OMAR BROADWAY, Plaintiff–Appellant, v. NEW JERSEY STATE PAROLE BOARD, Defendant–Respondent.
On November 16, 2000, Omar Broadway was sentenced to an aggregate term of twelve years, subject to the No Early Release Act's (NERA) eighty-five percent parole ineligibility. See N.J.S.A. 2C:43–7.2(a). The offenses included two counts of third-degree drug distribution, N.J.S.A. 2C:35–5; one count of fourth-degree resisting arrest, N.J.S.A. 2C:29–2; first-degree carjacking, N.J.S.A. 2C:15–2; third-degree possession of a prohibited weapon (sawed-off shotgun), N.J.S.A. 2C:39–3(b); second-degree conspiracy, N.J.S.A. 2C:5–2; and second-degree possession with intent to distribute within 500 feet of a public housing complex, N.J.S.A. 2C:35–7.1.
On February 2, 2011, having served his maximum sentence, Broadway was released from custody into the supervision of the Division of Parole to serve the statutory NERA five-year mandatory parole supervision term. On February 2, 2012, however, a parole revocation hearing was conducted arising from Broadway's failure to notify his parole officer of an arrest, and his failure to remain drug-free.
The hearing officer concluded that Broadway had been arrested on December 15, 2011, but did not inform his parole officer of that fact until December 21, 2011. Broadway's parole officer learned of the arrest on December 19, 2011, from the State police. Broadway had actually called and spoken to his parole officer on December 20, 2011. He did not mention the arrest during that call. It was not until the following day that he disclosed it.
The hearing officer also found that Broadway admitted to using marijuana on September 13, 2011, and Tylenol with codeine on October 23, 2011, while on parole. Broadway tested positive for marijuana on December 14, 2011. Given these findings, the hearing officer recommended revocation of Broadway's parole.
On March 21, 2012, a two-member panel of the New Jersey State Parole Board (Board) affirmed the hearing officer. That decision, issued March 21, 2012, and delivered to Broadway on March 27, 2012, imposed a twelve-month future eligibility term (FET). On May 7, 2012, Broadway filed an appeal of the decision with this court, which appeal was dismissed on September 25, 2012, due to Broadway's failure to exhaust his administrative remedies.
Pursuant to N.J.A.C. 10A:71–4.2(a), an administrative appeal must be filed within ninety days of the receipt of the decision by the inmate.
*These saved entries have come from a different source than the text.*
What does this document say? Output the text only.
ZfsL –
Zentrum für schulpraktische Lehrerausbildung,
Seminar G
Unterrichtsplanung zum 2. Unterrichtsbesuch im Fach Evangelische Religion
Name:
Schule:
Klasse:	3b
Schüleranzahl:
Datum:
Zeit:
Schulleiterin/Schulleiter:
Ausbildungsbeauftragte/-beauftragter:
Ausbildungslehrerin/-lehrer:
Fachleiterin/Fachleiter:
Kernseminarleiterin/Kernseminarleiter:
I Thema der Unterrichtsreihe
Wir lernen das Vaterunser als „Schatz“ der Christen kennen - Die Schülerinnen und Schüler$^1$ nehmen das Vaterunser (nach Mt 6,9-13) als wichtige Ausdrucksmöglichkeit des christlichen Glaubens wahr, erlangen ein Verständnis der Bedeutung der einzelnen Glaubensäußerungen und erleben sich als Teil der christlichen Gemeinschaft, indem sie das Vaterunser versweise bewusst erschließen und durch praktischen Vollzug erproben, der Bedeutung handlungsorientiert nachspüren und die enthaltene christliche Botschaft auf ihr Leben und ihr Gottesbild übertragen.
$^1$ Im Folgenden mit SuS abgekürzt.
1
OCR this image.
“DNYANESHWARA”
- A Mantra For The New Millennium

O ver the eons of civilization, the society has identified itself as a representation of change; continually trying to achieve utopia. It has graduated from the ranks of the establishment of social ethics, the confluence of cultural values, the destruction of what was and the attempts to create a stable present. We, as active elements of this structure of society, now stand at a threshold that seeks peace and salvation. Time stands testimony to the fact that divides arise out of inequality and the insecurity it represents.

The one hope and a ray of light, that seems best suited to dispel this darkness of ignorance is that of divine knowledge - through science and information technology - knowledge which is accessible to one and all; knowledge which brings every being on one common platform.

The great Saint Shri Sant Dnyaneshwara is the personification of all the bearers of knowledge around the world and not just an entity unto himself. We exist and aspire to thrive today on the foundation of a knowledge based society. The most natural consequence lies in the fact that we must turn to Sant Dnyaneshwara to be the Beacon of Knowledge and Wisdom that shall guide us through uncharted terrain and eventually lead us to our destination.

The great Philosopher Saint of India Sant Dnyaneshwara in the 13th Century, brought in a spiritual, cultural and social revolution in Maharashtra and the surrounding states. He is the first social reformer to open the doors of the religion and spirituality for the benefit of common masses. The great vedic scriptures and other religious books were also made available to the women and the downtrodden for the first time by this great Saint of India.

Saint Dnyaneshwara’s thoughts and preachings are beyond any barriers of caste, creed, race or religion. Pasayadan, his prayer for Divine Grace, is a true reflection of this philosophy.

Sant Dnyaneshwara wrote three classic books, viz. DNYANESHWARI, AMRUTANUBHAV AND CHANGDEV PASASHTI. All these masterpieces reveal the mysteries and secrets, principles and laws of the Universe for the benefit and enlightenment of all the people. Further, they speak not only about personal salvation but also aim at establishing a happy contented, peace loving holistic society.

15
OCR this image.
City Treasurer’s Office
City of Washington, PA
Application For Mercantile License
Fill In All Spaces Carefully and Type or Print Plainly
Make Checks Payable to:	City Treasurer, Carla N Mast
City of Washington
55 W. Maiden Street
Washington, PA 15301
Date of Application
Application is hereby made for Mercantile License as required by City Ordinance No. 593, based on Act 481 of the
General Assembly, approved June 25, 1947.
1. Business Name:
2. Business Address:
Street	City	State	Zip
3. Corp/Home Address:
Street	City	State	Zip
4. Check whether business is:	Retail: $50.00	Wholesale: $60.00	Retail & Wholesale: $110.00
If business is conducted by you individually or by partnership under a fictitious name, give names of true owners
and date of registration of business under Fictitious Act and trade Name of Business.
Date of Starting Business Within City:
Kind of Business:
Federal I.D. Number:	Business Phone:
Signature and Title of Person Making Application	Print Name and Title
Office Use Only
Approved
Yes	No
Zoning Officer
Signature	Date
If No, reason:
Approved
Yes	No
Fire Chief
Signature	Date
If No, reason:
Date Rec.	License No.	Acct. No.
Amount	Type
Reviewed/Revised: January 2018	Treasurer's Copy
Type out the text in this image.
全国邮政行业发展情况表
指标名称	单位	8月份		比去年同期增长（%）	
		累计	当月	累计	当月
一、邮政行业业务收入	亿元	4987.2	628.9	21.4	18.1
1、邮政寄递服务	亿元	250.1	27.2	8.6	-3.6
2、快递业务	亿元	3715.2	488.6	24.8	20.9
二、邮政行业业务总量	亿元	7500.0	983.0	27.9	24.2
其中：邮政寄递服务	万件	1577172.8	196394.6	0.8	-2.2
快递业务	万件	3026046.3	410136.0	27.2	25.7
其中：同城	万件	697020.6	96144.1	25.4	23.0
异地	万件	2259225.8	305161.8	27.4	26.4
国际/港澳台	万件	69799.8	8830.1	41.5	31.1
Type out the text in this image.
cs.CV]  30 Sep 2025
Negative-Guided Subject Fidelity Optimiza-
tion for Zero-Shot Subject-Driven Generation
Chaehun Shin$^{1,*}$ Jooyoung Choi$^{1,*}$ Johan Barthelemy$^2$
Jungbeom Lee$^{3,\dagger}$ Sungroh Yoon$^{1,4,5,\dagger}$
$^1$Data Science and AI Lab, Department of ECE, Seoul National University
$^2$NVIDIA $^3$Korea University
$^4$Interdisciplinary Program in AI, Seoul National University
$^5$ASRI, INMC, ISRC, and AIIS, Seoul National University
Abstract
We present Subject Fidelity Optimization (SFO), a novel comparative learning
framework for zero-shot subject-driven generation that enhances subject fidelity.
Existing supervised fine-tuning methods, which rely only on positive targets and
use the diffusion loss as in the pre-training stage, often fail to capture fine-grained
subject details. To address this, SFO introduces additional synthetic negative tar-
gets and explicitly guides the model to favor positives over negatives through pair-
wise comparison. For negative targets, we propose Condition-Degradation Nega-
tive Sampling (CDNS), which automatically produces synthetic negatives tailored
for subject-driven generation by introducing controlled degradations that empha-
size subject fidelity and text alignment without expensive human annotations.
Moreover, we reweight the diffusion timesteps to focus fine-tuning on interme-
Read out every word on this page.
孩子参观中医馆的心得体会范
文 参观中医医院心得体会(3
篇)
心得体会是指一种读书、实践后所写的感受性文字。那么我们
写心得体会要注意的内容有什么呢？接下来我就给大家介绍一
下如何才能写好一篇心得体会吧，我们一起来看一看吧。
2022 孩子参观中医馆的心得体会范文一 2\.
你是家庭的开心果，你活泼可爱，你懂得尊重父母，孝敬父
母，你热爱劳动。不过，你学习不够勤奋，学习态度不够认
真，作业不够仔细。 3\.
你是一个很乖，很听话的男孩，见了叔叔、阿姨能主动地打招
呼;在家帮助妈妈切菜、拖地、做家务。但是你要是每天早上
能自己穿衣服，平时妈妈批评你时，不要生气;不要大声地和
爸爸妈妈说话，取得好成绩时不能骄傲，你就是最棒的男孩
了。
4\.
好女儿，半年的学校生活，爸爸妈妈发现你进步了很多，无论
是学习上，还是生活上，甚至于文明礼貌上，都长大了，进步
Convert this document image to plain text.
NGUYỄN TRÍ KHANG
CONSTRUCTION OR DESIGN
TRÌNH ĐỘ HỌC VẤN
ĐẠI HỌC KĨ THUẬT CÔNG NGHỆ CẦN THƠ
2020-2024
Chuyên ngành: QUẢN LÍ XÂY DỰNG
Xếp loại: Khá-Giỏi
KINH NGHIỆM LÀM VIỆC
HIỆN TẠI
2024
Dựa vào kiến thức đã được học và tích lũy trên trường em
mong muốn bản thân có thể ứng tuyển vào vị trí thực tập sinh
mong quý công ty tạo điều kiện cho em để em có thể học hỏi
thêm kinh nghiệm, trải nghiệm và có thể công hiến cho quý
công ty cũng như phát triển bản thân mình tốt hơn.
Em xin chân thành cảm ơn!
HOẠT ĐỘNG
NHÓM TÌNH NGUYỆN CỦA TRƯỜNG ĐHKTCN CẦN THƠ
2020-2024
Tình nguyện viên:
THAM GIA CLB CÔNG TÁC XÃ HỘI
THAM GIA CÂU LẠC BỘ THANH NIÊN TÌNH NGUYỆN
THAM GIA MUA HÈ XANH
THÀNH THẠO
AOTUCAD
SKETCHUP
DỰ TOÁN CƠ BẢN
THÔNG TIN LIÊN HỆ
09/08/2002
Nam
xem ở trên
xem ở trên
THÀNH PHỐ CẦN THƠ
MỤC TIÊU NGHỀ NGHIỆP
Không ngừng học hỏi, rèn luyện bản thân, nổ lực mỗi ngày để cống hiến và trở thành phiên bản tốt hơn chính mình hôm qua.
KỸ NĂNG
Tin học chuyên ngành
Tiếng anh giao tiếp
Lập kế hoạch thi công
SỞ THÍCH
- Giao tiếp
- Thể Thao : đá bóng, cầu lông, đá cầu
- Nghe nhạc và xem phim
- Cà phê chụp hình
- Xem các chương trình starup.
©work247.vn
Because Broadway did not file with the Board until September 25, 2012, on September 27, 2012, the agency advised him in writing that the appeal should have been filed by June 27, 2012, and was therefore out of time. Nonetheless, the Board went on to state:
Pursuant to Board policy, an out of time appeal may be accepted for good cause shown. Therefore, please provide [ ] an explanation and any supporting documentation of the reason for the delay in filing your appeal so that the Board can determine whether you have demonstrated good cause to accept it out of time. Please send your response [ ] in writing by October 11, 2012 so that it can be presented at the Board's October meeting. If I do not receive anything from you by October 11, 2012 the Board will make the determination whether to accept your appeal without your input.
On November 7, 2012, the Board again wrote to Broadway as follows:
Please be advised that your request to have the State Parole Board accept your appeal out of time was presented to the full Board at its October 31, 2012 meeting.
At the time of your Panel hearing on March 21, 2012, N.J.A.C. 10A:71–4.2(a) required that all appeals shall be filed within 90 days of the inmate's receipt of the Panel's decision. Your appeal was not received until September 25, 2012, three (3) months out of time.
As indicated in my letter to you on September 27, 2012, I advised that the Board would consider your case for good cause if you provided an explanation as to why you were filing beyond the 90 days as N.J.A.C. 10A:71–4.2(a) required. Your failure to provide an explanation was presented to the full Board at its November 7, 2012 meeting and the Board rendered a decision not to accept your appeal out of time. Therefore, you have exhausted your administrative remedies with the Board and no further action will be taken in this matter.
Broadway did not explain his delay to the Board, despite being afforded the opportunity to do so. In his merits brief to us, Broadway does not mention the basis for the Board's dismissal of his appeal, i.e., that it was submitted out of time. He contends, for a host of reasons, only that his parole was wrongfully revoked.
We apply the same standard to parole decisions as we do other agency determinations. See Trantino v. N.J. State Parole Bd., 154 N.J. 19, 25 (1998) (Trantino IV ). Such decisions “should not be reversed by a court unless found to be arbitrary ․ or an abuse of discretion.” Ibid. (internal citations omitted). We find nothing arbitrary or capricious in the Board having advised Broadway of the procedural bar that prevented review of the hearing officer's decision, extended him the opportunity to explain the delay, and hearing none, dismissing his appeal. Hence, we affirm.